Die Gruppe beschäftigte sich auch mit der praktischen Anwendung der Matrix, wobei besonders die vertikale Achse (Was, wer, wie, warum) im Mittelpunkt stand. Auch der Rahmen, in dem Kritik geäußert wird (Zeitpunkt, Ort, Beziehung), wurde diskutiert.
Es wurde klar, dass die „Stufen der Kritik“ nicht hierarchisch sein sollten, aber als Kategorien hilfreich waren. Darüber hinaus boten die W-Fragen (z. B. „wo“ und „wann“) viel Diskussionsstoff und wurden in den Gruppen unterschiedlich interpretiert.
Im abschließenden Austausch zeigte sich, dass die Matrix vor allem zur Selbstreflexion des Kritisierenden anregte, aber auch als Entwurfswerkzeug dienen könnte. Eine wichtige Frage war der mögliche Effekt und das Ziel der Kritik.
Feedback und Ausblick
Der Austausch zeigte, dass großes Interesse daran besteht, sich weiter mit dem Thema Kritik zu beschäftigen. Die Referenz zu den Stufen der Kritik war für viele hilfreich, aber die Anordnung der Kritikformen und die Anwendung der Matrix müssen noch vertieft werden. Vor allem die Einbeziehung von Emotionen und zwischenmenschlichen Beziehungen über die W-Fragen führte teilweise zu Verwirrung.

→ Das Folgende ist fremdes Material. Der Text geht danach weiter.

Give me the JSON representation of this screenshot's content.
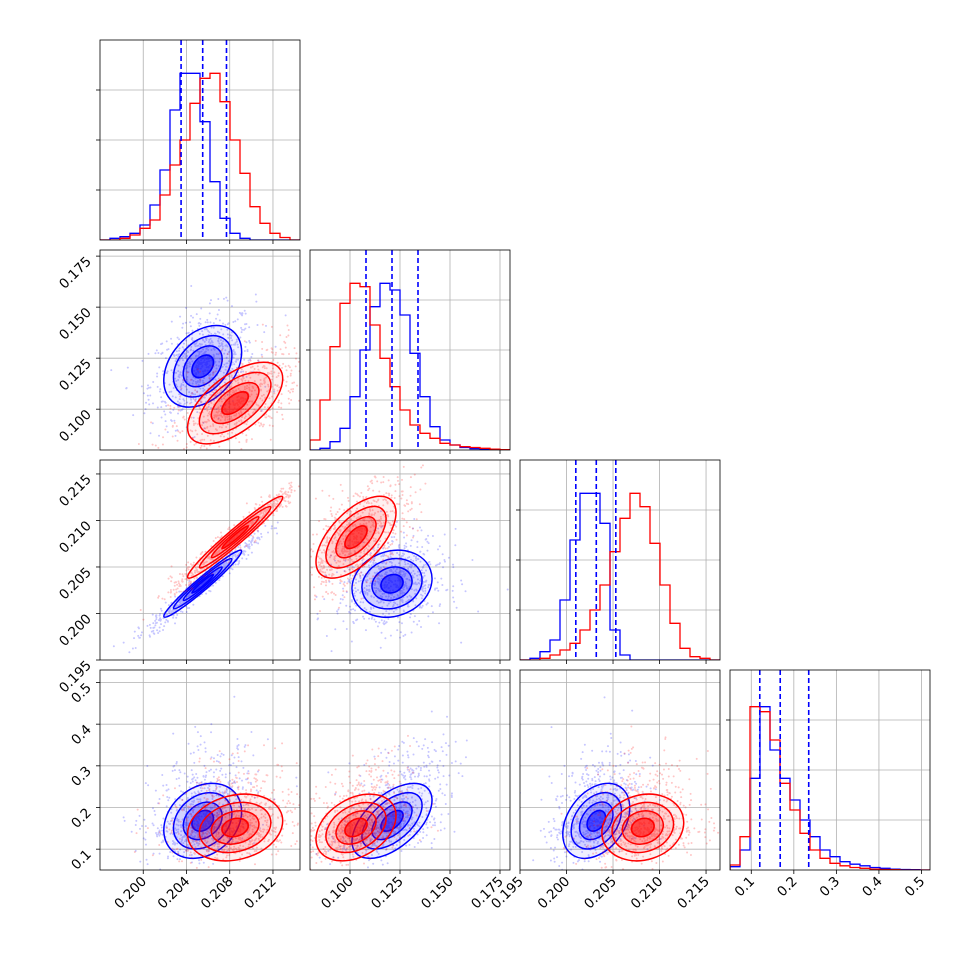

Der Spannungsbogen zwischen Selbstkritik, Kritik als Entwicklungsmotor und Kritik als Selbstzweck (oder emotionaler Ausdruck) bleibt ein fruchtbares Thema für weitere Diskussionen. Es wurde auch rege über das Gegenteil von Kritik (z. B. Lob oder Schweigen) diskutiert. Ebenso war der normative Rahmen der Kritik, also der kulturelle Einfluss, ein großes Thema.